The three-dimensional structure of a protein is highly conserved compared to the primary sequence. Thus, comparing the overall structure and shape of a protein, rather than its sequence, is considered to be a more eloquent way of assigning a function to a protein.
urfin | Shutterstock
Predicting the function of a protein
The function of a protein is usually determined by the ligands that it binds to. The 3D structure of the binding groove or pocket can be compared to other proteins and similar residues used to make educated guesses about the function of the protein. This is called structure-based prediction.
There are several approaches to structure-based prediction, and these fall into two classes: geometry-based approaches and energetics-based approaches.
- Geometry based approaches identify pockets within the protein and examine them for any key residues that could be involved in ligand binding.
- Energetics-based approaches use biophysical equations to quantify the binding energies of residues speculated to perform a binding function.
In geometry-based approaches, computational programs are used to identify sites of biochemical activities in or on the protein. Examples of these programmes include Surfnet, CASTp, Ligsite, and PocketFinder. These programmes survey the proteins or active site pocket to determine the identity of the amino acids that form them.
Surfnet uses the amino acid coordinate data stored in the Protein Data Bank (PDB) to generate a series of protein surfaces such as pockets, grooves, and spaces (called voids) between proteins. The output of the program is a series of depictions of these surfaces that show the atomic density across the surveyed region in a grid-like format.
Residues present in the regions of the highest atomic density are important in protein-binding function. Contrastingly, programmes such as CASTp locate voids in protein structures. CASTp also uses data from the PDB and another annotated protein database, called SwissProt to characterise the amino acids that form the void. Finally, CASTp searches a database called OMIM (Online Mendelian Inheritance in Man), which catalogues human genes and genetic disorders.

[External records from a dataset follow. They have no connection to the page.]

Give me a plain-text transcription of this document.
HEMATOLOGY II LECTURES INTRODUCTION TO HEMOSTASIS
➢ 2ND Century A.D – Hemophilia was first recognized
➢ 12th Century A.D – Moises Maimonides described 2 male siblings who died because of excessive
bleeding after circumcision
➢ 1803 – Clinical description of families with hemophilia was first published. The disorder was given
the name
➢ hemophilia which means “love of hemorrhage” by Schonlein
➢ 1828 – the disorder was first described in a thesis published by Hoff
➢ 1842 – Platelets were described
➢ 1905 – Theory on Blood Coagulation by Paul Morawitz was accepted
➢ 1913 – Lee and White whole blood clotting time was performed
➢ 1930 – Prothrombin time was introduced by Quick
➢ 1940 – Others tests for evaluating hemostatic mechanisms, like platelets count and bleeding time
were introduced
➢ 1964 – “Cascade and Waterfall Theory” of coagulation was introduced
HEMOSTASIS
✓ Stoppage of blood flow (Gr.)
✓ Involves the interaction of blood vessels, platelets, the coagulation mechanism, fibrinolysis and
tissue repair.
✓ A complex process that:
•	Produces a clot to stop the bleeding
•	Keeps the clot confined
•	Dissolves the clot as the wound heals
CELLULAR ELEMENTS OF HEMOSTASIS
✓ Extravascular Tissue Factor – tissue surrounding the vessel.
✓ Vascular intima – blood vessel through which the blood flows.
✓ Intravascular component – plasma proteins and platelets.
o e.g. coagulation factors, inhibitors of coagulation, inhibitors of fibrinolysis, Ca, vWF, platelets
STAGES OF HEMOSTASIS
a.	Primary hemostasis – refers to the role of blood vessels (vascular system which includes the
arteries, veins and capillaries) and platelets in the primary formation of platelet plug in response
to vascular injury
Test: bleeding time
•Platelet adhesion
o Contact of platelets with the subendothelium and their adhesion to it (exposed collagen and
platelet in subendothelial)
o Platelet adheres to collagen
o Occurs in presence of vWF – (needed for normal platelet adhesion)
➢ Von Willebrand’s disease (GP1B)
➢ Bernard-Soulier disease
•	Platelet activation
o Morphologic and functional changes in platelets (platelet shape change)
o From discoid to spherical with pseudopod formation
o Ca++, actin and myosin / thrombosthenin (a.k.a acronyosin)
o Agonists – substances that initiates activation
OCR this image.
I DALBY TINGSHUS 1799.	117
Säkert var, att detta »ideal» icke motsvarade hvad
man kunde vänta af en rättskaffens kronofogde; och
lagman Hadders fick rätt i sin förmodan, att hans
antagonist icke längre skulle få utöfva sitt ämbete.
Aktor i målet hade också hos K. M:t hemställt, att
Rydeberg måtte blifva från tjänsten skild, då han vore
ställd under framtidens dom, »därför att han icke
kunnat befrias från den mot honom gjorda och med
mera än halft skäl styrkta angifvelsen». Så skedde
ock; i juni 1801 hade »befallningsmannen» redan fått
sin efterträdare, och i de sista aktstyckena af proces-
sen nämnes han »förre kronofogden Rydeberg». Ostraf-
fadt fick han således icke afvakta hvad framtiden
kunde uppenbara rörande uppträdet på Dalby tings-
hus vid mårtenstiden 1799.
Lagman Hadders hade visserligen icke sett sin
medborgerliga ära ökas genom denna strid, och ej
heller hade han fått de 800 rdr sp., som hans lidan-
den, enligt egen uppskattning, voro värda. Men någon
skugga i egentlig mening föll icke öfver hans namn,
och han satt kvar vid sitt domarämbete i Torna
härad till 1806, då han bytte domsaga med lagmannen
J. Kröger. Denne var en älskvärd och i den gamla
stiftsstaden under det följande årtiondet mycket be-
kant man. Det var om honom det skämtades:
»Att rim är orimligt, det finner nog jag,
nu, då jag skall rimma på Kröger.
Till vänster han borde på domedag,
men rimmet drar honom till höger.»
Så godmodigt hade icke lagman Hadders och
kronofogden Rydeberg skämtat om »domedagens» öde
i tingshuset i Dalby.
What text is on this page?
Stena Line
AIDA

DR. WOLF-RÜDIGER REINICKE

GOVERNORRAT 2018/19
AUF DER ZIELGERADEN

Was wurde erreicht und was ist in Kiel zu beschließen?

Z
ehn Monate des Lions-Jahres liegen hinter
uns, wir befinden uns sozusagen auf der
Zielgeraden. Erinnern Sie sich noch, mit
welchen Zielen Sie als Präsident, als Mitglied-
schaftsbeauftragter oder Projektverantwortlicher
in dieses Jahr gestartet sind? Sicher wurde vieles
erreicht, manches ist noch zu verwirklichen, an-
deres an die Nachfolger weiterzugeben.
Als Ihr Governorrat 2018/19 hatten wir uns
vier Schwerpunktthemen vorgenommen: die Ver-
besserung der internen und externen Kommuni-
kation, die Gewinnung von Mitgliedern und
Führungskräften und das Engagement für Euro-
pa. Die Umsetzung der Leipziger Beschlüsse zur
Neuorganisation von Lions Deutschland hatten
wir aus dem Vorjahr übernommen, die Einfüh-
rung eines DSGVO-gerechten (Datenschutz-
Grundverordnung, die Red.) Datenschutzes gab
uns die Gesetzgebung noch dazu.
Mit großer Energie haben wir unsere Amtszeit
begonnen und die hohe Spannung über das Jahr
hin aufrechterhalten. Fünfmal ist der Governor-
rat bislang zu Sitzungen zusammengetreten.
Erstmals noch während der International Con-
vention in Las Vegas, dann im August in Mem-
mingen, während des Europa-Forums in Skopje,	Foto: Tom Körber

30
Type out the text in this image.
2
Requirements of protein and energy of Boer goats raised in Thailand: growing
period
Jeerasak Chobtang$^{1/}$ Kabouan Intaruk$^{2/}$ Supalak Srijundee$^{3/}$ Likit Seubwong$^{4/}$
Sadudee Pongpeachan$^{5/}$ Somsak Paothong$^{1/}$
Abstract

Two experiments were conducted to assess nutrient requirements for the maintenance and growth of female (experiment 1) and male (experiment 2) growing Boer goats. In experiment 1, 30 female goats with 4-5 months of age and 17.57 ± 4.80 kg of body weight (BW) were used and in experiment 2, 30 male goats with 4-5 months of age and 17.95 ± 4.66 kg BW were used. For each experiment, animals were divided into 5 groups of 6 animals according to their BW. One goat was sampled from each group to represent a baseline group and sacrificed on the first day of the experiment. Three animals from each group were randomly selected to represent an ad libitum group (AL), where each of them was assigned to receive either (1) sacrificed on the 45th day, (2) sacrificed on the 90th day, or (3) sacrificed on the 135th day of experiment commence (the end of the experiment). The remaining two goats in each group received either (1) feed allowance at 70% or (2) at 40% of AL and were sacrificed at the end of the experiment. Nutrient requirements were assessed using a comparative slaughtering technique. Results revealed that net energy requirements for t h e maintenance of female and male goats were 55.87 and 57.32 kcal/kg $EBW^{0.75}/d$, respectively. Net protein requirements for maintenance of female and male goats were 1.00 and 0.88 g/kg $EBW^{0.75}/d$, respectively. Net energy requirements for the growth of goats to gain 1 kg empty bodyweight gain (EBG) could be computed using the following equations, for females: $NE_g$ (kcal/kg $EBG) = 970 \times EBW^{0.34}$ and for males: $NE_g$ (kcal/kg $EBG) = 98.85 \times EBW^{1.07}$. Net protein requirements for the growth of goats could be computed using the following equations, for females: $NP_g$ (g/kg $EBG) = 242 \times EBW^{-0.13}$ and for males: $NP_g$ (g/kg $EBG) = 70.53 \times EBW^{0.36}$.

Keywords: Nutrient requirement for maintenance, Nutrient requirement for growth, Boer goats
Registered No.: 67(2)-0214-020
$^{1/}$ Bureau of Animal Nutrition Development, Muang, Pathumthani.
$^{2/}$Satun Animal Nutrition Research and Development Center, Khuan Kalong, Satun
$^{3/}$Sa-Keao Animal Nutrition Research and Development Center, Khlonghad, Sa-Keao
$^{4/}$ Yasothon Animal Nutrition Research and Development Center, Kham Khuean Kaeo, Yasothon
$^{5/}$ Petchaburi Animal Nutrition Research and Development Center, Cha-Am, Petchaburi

Similarly, the programme Ligsite generates a series of ligand-receptor complexes to detect the presence of pockets on proteins. PocketFinder searches for envelops or folds within, rather than on the surface of the protein
When a protein binds a ligand, the resultant complex is stabilised due to the dissociation free energy of the complex at a given ligand concentration. The stability of the complex alters the energetic properties of the protein, such as an increased thermodynamic stability.
Energetics-based approaches exploit changes in the energetic properties of a protein that result from ligand binding to characterize the identity of its partners and infer function. Ligand binding site prediction tools, such as Q-Site Finder uses an energetics-based approach to identify ligand binding pockets.
In this computational programme, the protein surface is covered in methyl (-CH3) probes to calculate non-covalent forces called Van Der Waals interaction energies between the protein and the probe. The regions of the protein that display the most favorable interaction energy are noted by their coordinates which are subsequently used to locate them in the structure.
Individual probe coordinates are them grouped according to their relative positions to one another, and the total energy of each cluster is calculated. Each cluster is then ranked, and the cluster that possesses the most favorable energy is identified as the binding site.
Disadvantages of choosing one method
Reliance on structure-based methods alone increases the probability of misannotation. The prevailing methodology for protein function prediction, therefore, relies on the use of parallel methods. For example, sequence-based methods alongside structure and genomics-based methodologies.